After numerous discourses similar to the foregoing, they arrived at the end of the first stage on the road to the hunt, namely, the small town of Croydon, the rendezvous of London sportsmen. The whole place was alive with red coats, green coats, blue coats, black coats, brown coats, in short, coats of all the colours of the rainbow. Horsemen were mounting, horsemen were dismounting, one-horse “shays” and two-horse chaises were discharging their burdens, grooms were buckling on their masters’ spurs, and others were pulling off their overalls. Eschewing the “Greyhound,” they turn short to the right, and make for the “Derby Arms” hunting stables.
Charley Morton, a fine old boy of his age, was buckling on his armour for the fight, for his soul, too, was “on fire, and eager for the chase.” He was for the “venison”; and having mounted his “deer-stalker,” was speedily joined by divers perfect “swells,” in beautiful leathers, beautiful coats, beautiful tops, beautiful everything, except horses, and off they rode to cut in for the first course—a stag-hunt on a Saturday being usually divided into three.

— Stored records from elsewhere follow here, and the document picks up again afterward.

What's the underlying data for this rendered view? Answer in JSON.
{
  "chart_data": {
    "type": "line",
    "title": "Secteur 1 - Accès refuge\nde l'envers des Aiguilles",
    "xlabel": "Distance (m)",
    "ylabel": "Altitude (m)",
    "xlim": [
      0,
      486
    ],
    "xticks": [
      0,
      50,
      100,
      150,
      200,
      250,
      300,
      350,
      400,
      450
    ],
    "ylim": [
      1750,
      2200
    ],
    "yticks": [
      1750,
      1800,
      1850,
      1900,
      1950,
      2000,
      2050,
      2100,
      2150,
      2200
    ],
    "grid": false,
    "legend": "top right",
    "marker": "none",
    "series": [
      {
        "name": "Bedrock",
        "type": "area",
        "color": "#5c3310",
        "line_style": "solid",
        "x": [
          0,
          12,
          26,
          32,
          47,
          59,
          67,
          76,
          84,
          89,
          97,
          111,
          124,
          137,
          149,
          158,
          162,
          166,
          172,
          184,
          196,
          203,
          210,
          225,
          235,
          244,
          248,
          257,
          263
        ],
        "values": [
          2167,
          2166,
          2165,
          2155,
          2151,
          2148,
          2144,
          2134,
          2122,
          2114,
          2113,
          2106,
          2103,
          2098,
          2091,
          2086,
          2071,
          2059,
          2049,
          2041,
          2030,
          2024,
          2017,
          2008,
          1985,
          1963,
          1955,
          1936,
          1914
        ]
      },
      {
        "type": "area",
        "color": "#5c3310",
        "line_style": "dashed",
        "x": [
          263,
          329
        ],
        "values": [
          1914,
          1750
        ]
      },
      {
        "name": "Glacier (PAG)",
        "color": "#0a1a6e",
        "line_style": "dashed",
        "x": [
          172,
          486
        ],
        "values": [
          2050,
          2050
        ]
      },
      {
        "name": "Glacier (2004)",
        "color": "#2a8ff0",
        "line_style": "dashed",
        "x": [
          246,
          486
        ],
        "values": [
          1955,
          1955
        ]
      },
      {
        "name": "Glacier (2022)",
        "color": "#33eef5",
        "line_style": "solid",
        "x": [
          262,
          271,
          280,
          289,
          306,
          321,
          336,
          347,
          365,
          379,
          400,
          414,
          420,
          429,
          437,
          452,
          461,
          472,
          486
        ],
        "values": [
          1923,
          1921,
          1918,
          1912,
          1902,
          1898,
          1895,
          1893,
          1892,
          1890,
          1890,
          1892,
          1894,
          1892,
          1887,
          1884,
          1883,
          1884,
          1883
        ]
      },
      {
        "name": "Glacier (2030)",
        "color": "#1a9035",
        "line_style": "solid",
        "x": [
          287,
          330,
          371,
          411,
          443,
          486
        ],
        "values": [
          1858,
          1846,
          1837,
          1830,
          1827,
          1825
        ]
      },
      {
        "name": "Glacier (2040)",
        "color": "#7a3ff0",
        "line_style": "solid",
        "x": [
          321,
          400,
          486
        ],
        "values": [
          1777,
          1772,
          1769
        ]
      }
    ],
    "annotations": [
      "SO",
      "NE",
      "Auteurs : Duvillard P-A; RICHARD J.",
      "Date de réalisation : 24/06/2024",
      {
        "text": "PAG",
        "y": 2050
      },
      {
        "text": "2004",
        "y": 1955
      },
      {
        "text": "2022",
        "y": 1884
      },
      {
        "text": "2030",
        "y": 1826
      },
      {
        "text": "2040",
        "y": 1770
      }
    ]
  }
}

The ride down had somewhat sharpened Jorrocks’s appetite; and feeling, as he said, quite ready for his dinner, he repaired to Mr. Morton’s house—a kind of sporting snuggery, everything in apple-pie order, and very good—where he baited himself on sausages and salt herrings, a basin of new milk, with some “sticking powder” as he called it, alias rum, infused into it; and having deposited a half-quartern loaf in one pocket, as a sort of balance against a huge bunch of keys which rattled in the other, he pulled out his watch, and finding they had a quarter of an hour to spare, proposed to chaperon the Yorkshireman on a tour of the hunting stables. Jorrocks summoned the ostler, and with great dignity led the way. “Humph,” said he, evidently disappointed at seeing half the stalls empty, “no great show this morning—pity—gentleman come from a distance—should like to have shown him some good nags.—What sort of a devil’s this?” “Oh, sir, he’s a good ’un, and nothing but a good ’un!—Leap! Lord love ye, he’ll leap anything. A railway cut, a windmill with the sails going, a navigable river with ships—anything in short. This is the ’orse wot took the line of houses down at Beddington the day they had the tremendious run from Reigate Hill.” “And wot’s the grey in the far stall?” “Oh, that’s Mr. Pepper’s old nag—Pepper-Caster as we call him, since he threw the old gemman, the morning they met at the ‘Leg-of-Mutton’ at Ashtead. But he’s good for nothing. Bless ye! his tail shakes for all the world like a pepper-box afore he’s gone half a mile. Those be yours in the far stalls, and since they were turned round I’ve won a bob of a gemman who I bet I’d show him two ’osses with their heads vere their tails should be.[11] I always says,” added he with a leer, “that you rides the best ’osses of any gemman vot comes to our governor’s.”